2020 – With the support of the RMH Foundation and Sentara RMH Medical Center, we developed the Safe and Secure Homeless Respite Program for individuals experiencing homelessness who need a safe space to recuperate following a hospitalization for a physical, mental or behavioral health crisis. We also opened our first sober-living Recovery House for men in Harrisonburg. We engaged in a COVID education campaign with VDH to help the vulnerable populations we serve access vaccinations, home test kits and other prevention resources.
2021 – We launched a Comprehensive Harm Reduction Program with support from VDH and authorization from the Commonwealth of Virginia’s Health Commissioner. The program distributes sterile needles, naloxone, drug testing strips, wound care and other supplies to individuals who are still using drugs.
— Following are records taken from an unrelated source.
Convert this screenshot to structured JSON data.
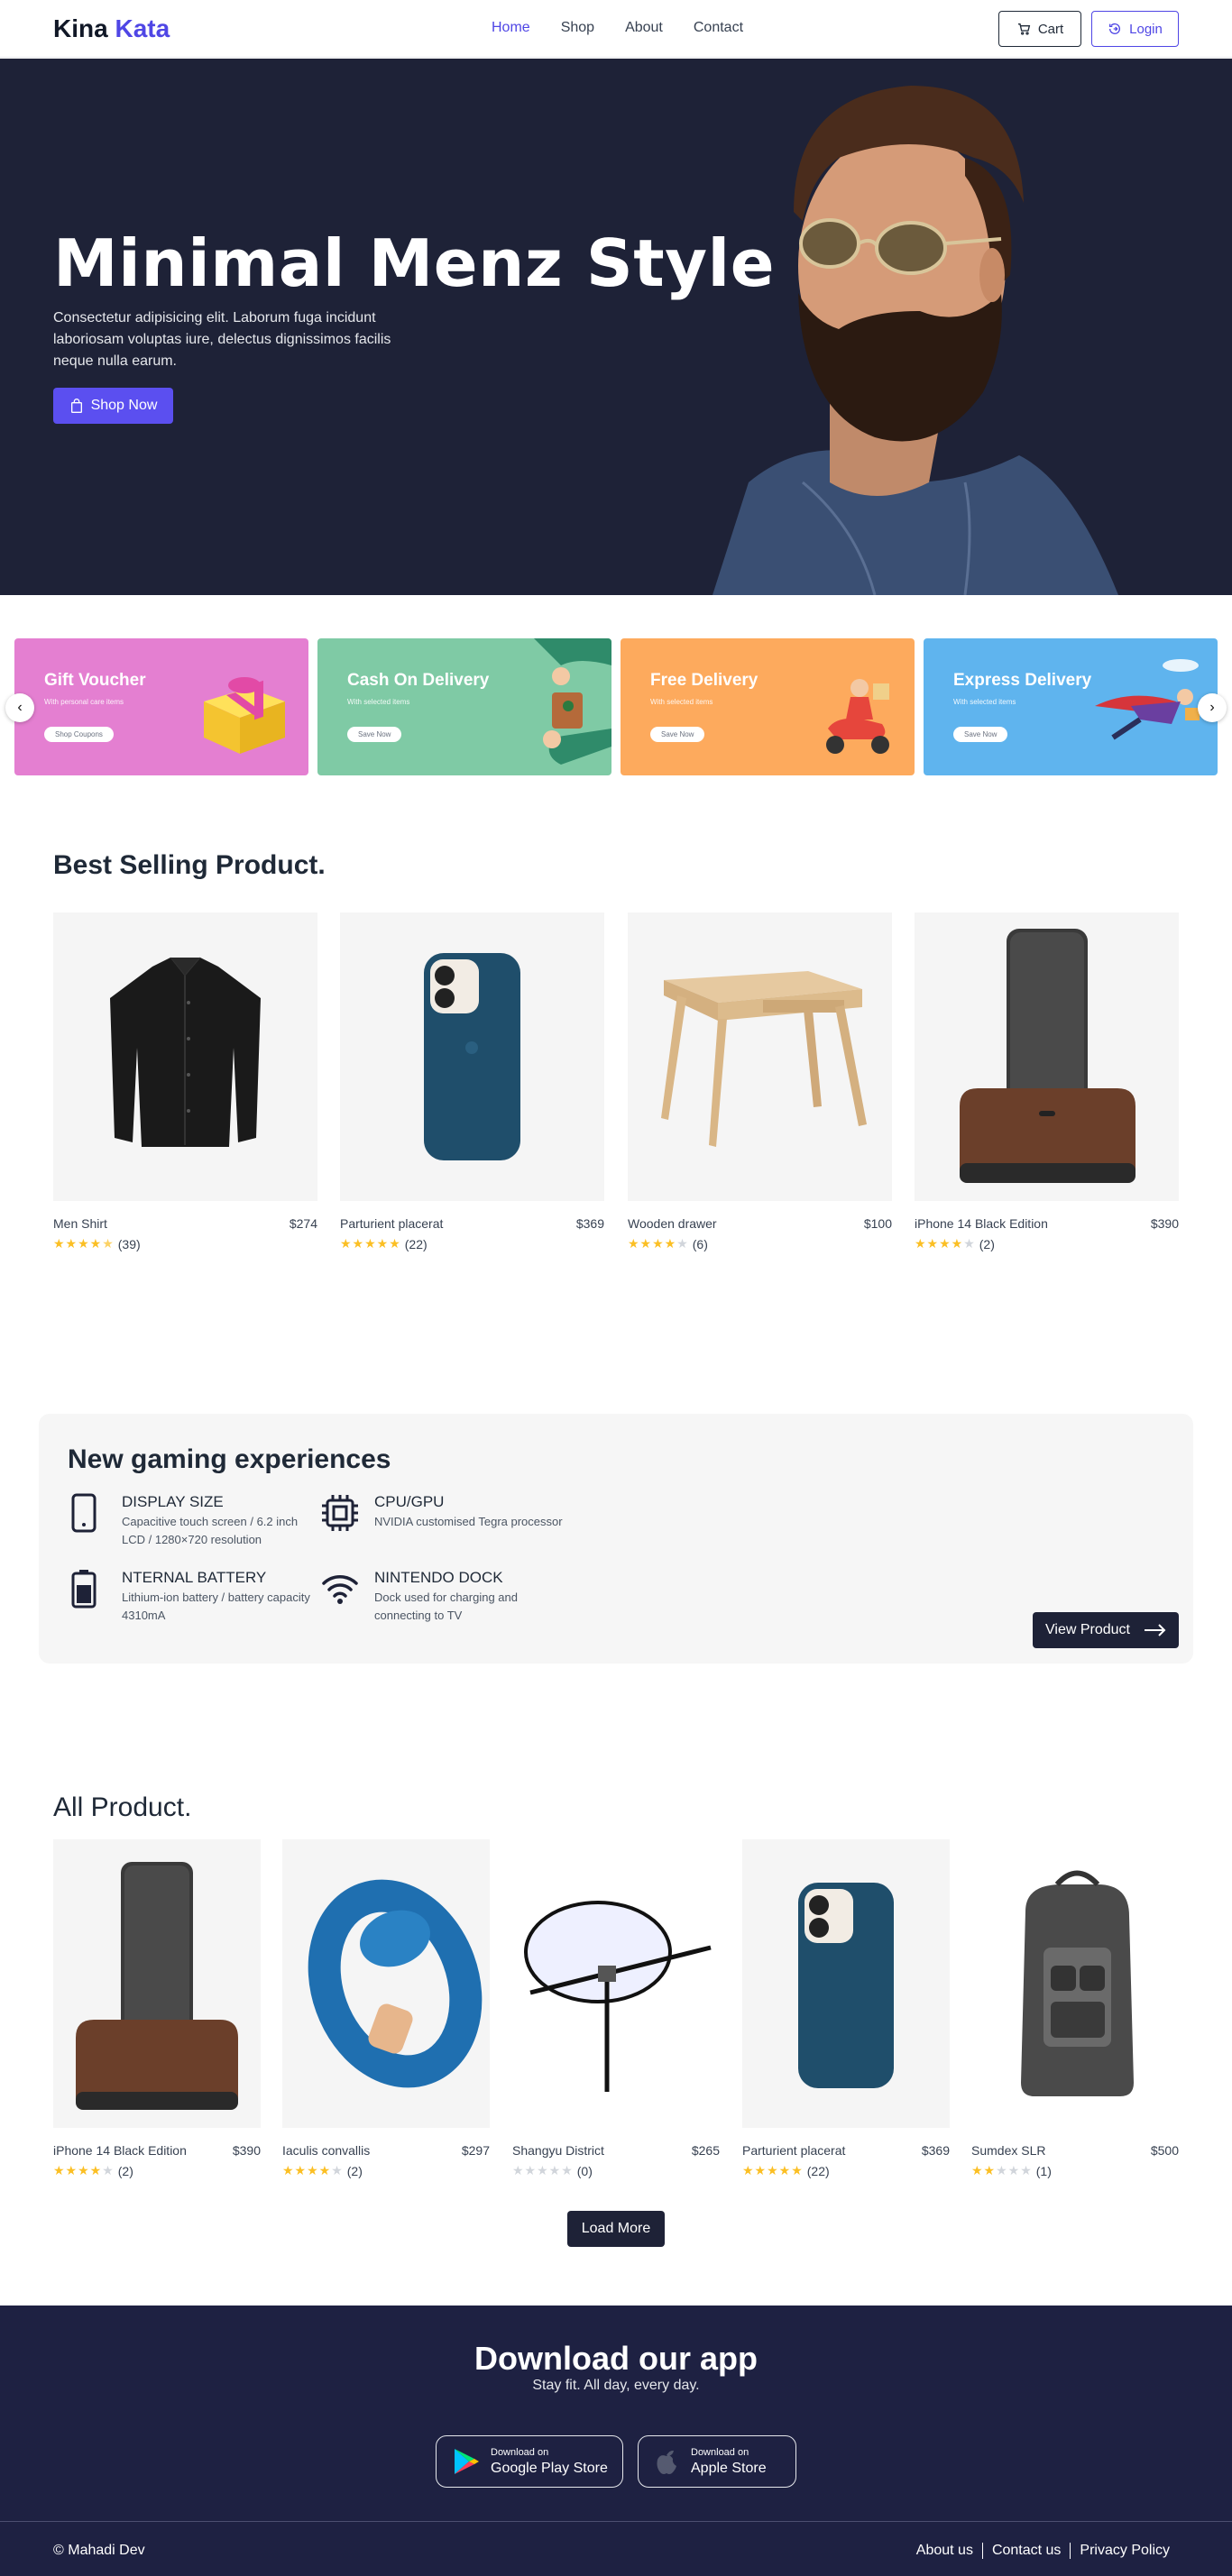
{
  "nav": {
    "logo_first": "Kina",
    "logo_second": "Kata",
    "links": [
      "Home",
      "Shop",
      "About",
      "Contact"
    ],
    "cart_label": "Cart",
    "login_label": "Login"
  },
  "hero": {
    "title": "Minimal Menz Style",
    "description": "Consectetur adipisicing elit. Laborum fuga incidunt laboriosam voluptas iure, delectus dignissimos facilis neque nulla earum.",
    "cta": "Shop Now"
  },
  "promos": [
    {
      "title": "Gift Voucher",
      "subtitle": "With personal care items",
      "button": "Shop Coupons",
      "color": "#e47fd1"
    },
    {
      "title": "Cash On Delivery",
      "subtitle": "With selected items",
      "button": "Save Now",
      "color": "#7fcaa5"
    },
    {
      "title": "Free Delivery",
      "subtitle": "With selected items",
      "button": "Save Now",
      "color": "#fdaa5d"
    },
    {
      "title": "Express Delivery",
      "subtitle": "With selected items",
      "button": "Save Now",
      "color": "#5fb4ee"
    }
  ],
  "best_selling": {
    "title": "Best Selling Product.",
    "products": [
      {
        "name": "Men Shirt",
        "price": "$274",
        "rating": 4.5,
        "reviews": "(39)"
      },
      {
        "name": "Parturient placerat",
        "price": "$369",
        "rating": 5,
        "reviews": "(22)"
      },
      {
        "name": "Wooden drawer",
        "price": "$100",
        "rating": 4,
        "reviews": "(6)"
      },
      {
        "name": "iPhone 14 Black Edition",
        "price": "$390",
        "rating": 4,
        "reviews": "(2)"
      }
    ]
  },
  "gaming": {
    "title": "New gaming experiences",
    "features": [
      {
        "title": "DISPLAY SIZE",
        "desc": "Capacitive touch screen / 6.2 inch LCD / 1280×720 resolution",
        "icon": "phone-icon"
      },
      {
        "title": "CPU/GPU",
        "desc": "NVIDIA customised Tegra processor",
        "icon": "cpu-icon"
      },
      {
        "title": "NTERNAL BATTERY",
        "desc": "Lithium-ion battery / battery capacity 4310mA",
        "icon": "battery-icon"
      },
      {
        "title": "NINTENDO DOCK",
        "desc": "Dock used for charging and connecting to TV",
        "icon": "wifi-icon"
      }
    ],
    "button": "View Product"
  },
  "all_products": {
    "title": "All Product.",
    "products": [
      {
        "name": "iPhone 14 Black Edition",
        "price": "$390",
        "rating": 4,
        "reviews": "(2)"
      },
      {
        "name": "Iaculis convallis",
        "price": "$297",
        "rating": 4,
        "reviews": "(2)"
      },
      {
        "name": "Shangyu District",
        "price": "$265",
        "rating": 0,
        "reviews": "(0)"
      },
      {
        "name": "Parturient placerat",
        "price": "$369",
        "rating": 5,
        "reviews": "(22)"
      },
      {
        "name": "Sumdex SLR",
        "price": "$500",
        "rating": 2,
        "reviews": "(1)"
      }
    ],
    "load_more": "Load More"
  },
  "footer": {
    "title": "Download our app",
    "tagline": "Stay fit. All day, every day.",
    "google": {
      "small": "Download on",
      "large": "Google Play Store"
    },
    "apple": {
      "small": "Download on",
      "large": "Apple Store"
    },
    "copyright": "© Mahadi Dev",
    "links": [
      "About us",
      "Contact us",
      "Privacy Policy"
    ]
  },
  "colors": {
    "accent": "#4f46e5",
    "dark": "#1e2237",
    "star": "#fbbf24"
  }
}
It teaches participants to prevent overdose, infectious diseases and infections. It also help participants access services and resources, including recovery supports when they are ready.
In response to the Marcus-David Peters Act, we received a planning grant from the Virginia Department of Behavioral Health and Developmental Services (DBHDS) to improve equity in access to behavioral health services in Region 1. We developed a network of Recovery Community Organizations and clinical allies to facilitate outreach and access to services. This network is a regional iteration of the Side by Side Recovery Program model and seeks to engage hard to reach populations using Peer Recovery Specialists and facilitate access to telehealth and residential services available in the region.
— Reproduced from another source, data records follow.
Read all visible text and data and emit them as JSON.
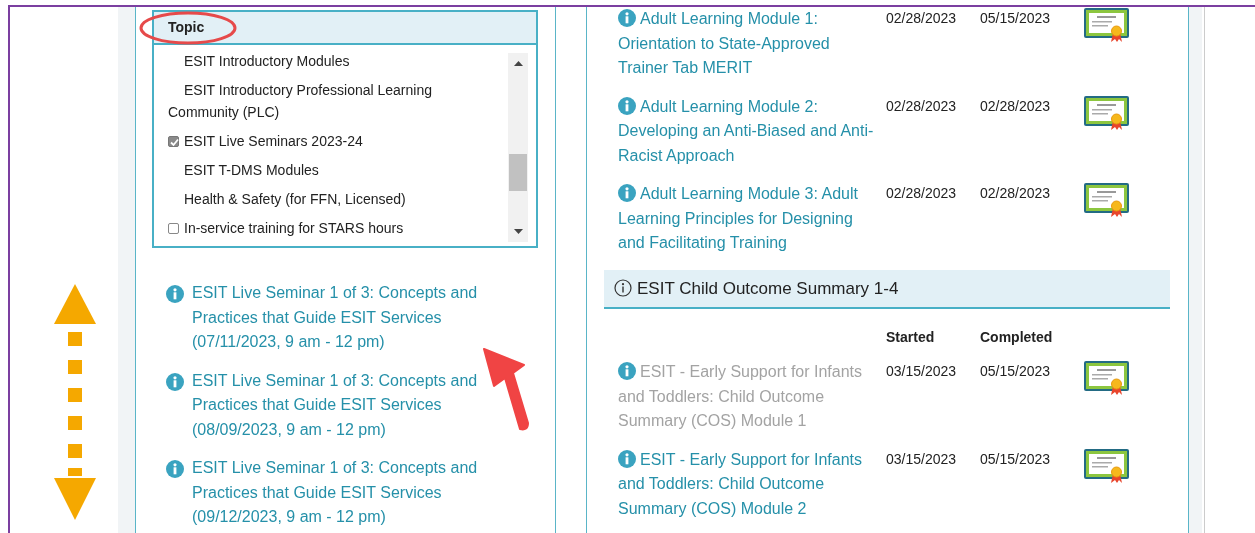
{
  "topic_filter": {
    "header": "Topic",
    "items": [
      {
        "kind": "plain",
        "label": "ESIT Introductory Modules"
      },
      {
        "kind": "plain",
        "label": "ESIT Introductory Professional Learning Community (PLC)"
      },
      {
        "kind": "checkbox",
        "label": "ESIT Live Seminars 2023-24",
        "checked": true
      },
      {
        "kind": "plain",
        "label": "ESIT T-DMS Modules"
      },
      {
        "kind": "plain",
        "label": "Health & Safety (for FFN, Licensed)"
      },
      {
        "kind": "checkbox",
        "label": "In-service training for STARS hours",
        "checked": false
      }
    ]
  },
  "seminars": [
    {
      "title": "ESIT Live Seminar 1 of 3: Concepts and Practices that Guide ESIT Services (07/11/2023, 9 am - 12 pm)"
    },
    {
      "title": "ESIT Live Seminar 1 of 3: Concepts and Practices that Guide ESIT Services (08/09/2023, 9 am - 12 pm)"
    },
    {
      "title": "ESIT Live Seminar 1 of 3: Concepts and Practices that Guide ESIT Services (09/12/2023, 9 am - 12 pm)"
    }
  ],
  "course_groups": [
    {
      "courses": [
        {
          "title": "Adult Learning Module 1: Orientation to State-Approved Trainer Tab MERIT",
          "started": "02/28/2023",
          "completed": "05/15/2023",
          "disabled": false
        },
        {
          "title": "Adult Learning Module 2: Developing an Anti-Biased and Anti-Racist Approach",
          "started": "02/28/2023",
          "completed": "02/28/2023",
          "disabled": false
        },
        {
          "title": "Adult Learning Module 3: Adult Learning Principles for Designing and Facilitating Training",
          "started": "02/28/2023",
          "completed": "02/28/2023",
          "disabled": false
        }
      ]
    },
    {
      "title": "ESIT Child Outcome Summary 1-4",
      "columns": [
        "Started",
        "Completed"
      ],
      "courses": [
        {
          "title": "ESIT - Early Support for Infants and Toddlers: Child Outcome Summary (COS) Module 1",
          "started": "03/15/2023",
          "completed": "05/15/2023",
          "disabled": true
        },
        {
          "title": "ESIT - Early Support for Infants and Toddlers: Child Outcome Summary (COS) Module 2",
          "started": "03/15/2023",
          "completed": "05/15/2023",
          "disabled": false
        }
      ]
    }
  ]
}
2022 – We received our first grant from the DBHDS Office of Recovery Services to support our peer support services and help train the growing peer support workforce. We established an internship program for Peer Recovery Specialists who are working towards their state certification.
We became the first Recovery Community Organization to register with Medicaid in Virginia. Several of our staff have become Registered-Peer Recovery Specialists through the Virginia Board of Counseling in anticipation of our growing capacity to bill Medicaid for peer recovery services.